2012年9月以降、中東呼吸器症候群(MERS)の感染者の発生が引き続き報告されています。世界保健機関(WHO)の8月26日付け発表によれば、これまでに累計で1,461人のMERSの確定感染者数が確認されており、このうち関連死亡者数は少なくとも514人であることが報告されています。

5月に韓国で初の輸入症例が確認されて以降、同国での感染の発生・拡大が注目されてきましたが、MERSは、元々は中東地域で発生した感染症で、感染例及び関連死亡例の多くは中東で発生しています。

 また、最近では、サウジアラビアにおける新規感染者の報告数が増加しています。ついては、韓国に渡航・滞在を予定されている方及び既に現地に滞在している方のみならず、中東地域に渡航・滞在される方におかれても、特に、ウイルスの保有宿主とされるラクダへの接触を避けるなど感染予防に努め、十分注意してください。

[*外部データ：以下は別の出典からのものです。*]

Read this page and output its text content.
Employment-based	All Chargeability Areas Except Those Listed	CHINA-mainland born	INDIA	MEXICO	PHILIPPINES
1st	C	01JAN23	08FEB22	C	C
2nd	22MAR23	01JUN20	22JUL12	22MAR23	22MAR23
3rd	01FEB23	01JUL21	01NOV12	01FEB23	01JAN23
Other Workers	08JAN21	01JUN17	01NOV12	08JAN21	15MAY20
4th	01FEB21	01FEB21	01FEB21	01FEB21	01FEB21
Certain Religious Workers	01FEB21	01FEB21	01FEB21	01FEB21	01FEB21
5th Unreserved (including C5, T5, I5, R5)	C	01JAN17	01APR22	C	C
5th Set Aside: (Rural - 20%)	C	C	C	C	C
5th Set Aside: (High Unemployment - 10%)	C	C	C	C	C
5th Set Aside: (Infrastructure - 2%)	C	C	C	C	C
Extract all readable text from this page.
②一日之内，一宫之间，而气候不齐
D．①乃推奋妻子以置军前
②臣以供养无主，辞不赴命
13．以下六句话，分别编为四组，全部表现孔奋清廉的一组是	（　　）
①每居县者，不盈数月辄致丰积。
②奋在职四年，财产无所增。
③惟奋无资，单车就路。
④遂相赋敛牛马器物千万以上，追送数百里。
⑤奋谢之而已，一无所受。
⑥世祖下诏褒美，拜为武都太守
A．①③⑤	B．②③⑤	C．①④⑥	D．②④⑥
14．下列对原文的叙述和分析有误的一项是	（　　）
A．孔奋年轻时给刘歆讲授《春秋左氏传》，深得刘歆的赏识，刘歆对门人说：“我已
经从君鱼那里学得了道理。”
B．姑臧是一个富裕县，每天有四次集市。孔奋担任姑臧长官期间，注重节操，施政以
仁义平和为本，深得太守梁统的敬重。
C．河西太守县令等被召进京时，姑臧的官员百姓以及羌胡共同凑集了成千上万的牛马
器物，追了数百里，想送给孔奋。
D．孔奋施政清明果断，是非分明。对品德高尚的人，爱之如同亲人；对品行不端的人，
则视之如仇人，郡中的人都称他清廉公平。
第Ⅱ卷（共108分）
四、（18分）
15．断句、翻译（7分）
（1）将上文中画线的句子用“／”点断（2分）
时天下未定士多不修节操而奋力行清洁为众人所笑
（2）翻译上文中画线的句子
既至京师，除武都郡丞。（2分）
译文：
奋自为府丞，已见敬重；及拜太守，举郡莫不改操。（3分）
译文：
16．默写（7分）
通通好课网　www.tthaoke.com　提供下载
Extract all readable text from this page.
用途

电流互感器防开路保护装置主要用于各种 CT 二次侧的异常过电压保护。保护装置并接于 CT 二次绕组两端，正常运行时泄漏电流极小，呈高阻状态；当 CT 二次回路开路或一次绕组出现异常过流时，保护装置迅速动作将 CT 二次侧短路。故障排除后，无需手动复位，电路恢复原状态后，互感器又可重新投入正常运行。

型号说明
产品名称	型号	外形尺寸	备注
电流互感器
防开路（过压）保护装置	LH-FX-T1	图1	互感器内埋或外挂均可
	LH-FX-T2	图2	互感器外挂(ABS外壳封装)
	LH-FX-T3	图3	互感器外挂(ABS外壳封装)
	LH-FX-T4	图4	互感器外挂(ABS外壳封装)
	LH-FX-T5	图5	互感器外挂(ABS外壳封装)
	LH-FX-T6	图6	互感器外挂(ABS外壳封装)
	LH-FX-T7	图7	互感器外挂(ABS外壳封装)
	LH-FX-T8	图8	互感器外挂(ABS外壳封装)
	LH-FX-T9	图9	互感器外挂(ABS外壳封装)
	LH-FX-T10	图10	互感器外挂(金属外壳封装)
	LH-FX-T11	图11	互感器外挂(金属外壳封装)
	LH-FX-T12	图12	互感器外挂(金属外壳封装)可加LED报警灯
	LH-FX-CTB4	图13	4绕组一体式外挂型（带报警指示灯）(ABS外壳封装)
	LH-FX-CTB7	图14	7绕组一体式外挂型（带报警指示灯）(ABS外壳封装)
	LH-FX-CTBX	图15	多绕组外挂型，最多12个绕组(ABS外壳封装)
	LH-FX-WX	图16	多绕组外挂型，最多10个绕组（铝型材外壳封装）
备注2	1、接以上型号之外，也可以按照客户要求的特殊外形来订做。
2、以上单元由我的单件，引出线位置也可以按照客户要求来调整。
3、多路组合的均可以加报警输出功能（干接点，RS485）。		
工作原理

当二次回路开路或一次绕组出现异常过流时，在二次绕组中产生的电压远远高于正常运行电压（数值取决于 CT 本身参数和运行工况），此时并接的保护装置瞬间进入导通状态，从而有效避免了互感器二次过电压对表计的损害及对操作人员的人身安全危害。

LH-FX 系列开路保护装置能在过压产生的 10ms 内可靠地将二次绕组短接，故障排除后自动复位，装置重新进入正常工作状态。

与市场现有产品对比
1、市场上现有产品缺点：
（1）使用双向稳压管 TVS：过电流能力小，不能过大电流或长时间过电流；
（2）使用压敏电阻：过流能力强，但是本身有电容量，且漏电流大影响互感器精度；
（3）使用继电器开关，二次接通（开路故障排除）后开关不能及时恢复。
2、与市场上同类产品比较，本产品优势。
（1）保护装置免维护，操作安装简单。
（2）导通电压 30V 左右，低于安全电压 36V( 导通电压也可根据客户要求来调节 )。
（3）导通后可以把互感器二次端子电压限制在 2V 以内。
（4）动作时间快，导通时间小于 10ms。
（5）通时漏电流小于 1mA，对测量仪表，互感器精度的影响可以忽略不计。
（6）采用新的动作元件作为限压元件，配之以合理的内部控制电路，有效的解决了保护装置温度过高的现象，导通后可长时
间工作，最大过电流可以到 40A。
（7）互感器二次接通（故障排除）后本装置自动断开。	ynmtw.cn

WHOによれば、中東地域では、2013年以降、サウジアラビア、アラブ首長国連邦、カタール、オマーン、ヨルダン、イエメン、クウェート及びイランでMERS感染例が報告されています。また、WHOは、8月26日付けで、8月18日から21日までの間にサウジアラビアで新規感染者29人(うち死亡者6人)が確認されたことを発表しました。これらの感染例の多くは、リヤド市内の病院で確認されたものです。
中東地域外では、過去半年間にドイツ、韓国、中国、タイ及びフィリピンで、中東訪問歴のある人の発症例(輸入感染症例)が報告されています。

韓国では、5月20日に、バーレーンから帰国した韓国人男性に、同国初のMERSコロナウイルス感染が確認され、その後、同国国内で感染が拡大しました。

韓国保健福祉部によれば、8月27日現在、韓国におけるMERS感染例は累計186人(渡航先の中国で確認された韓国人1人を含む)、うち死亡者数は36人、また、退院者は140人となっています。

7月5日以降、新規感染者は確認されておらず、現在感染者のうち1人が依然として陽性の状態です。また、当該事案に起因する隔離対象者は、同27日、最後の1人が解除となり0人となりました。当該事案とは関係のない中東からの入国者について、8月27日付け発表によれば、疑い患者は0人です。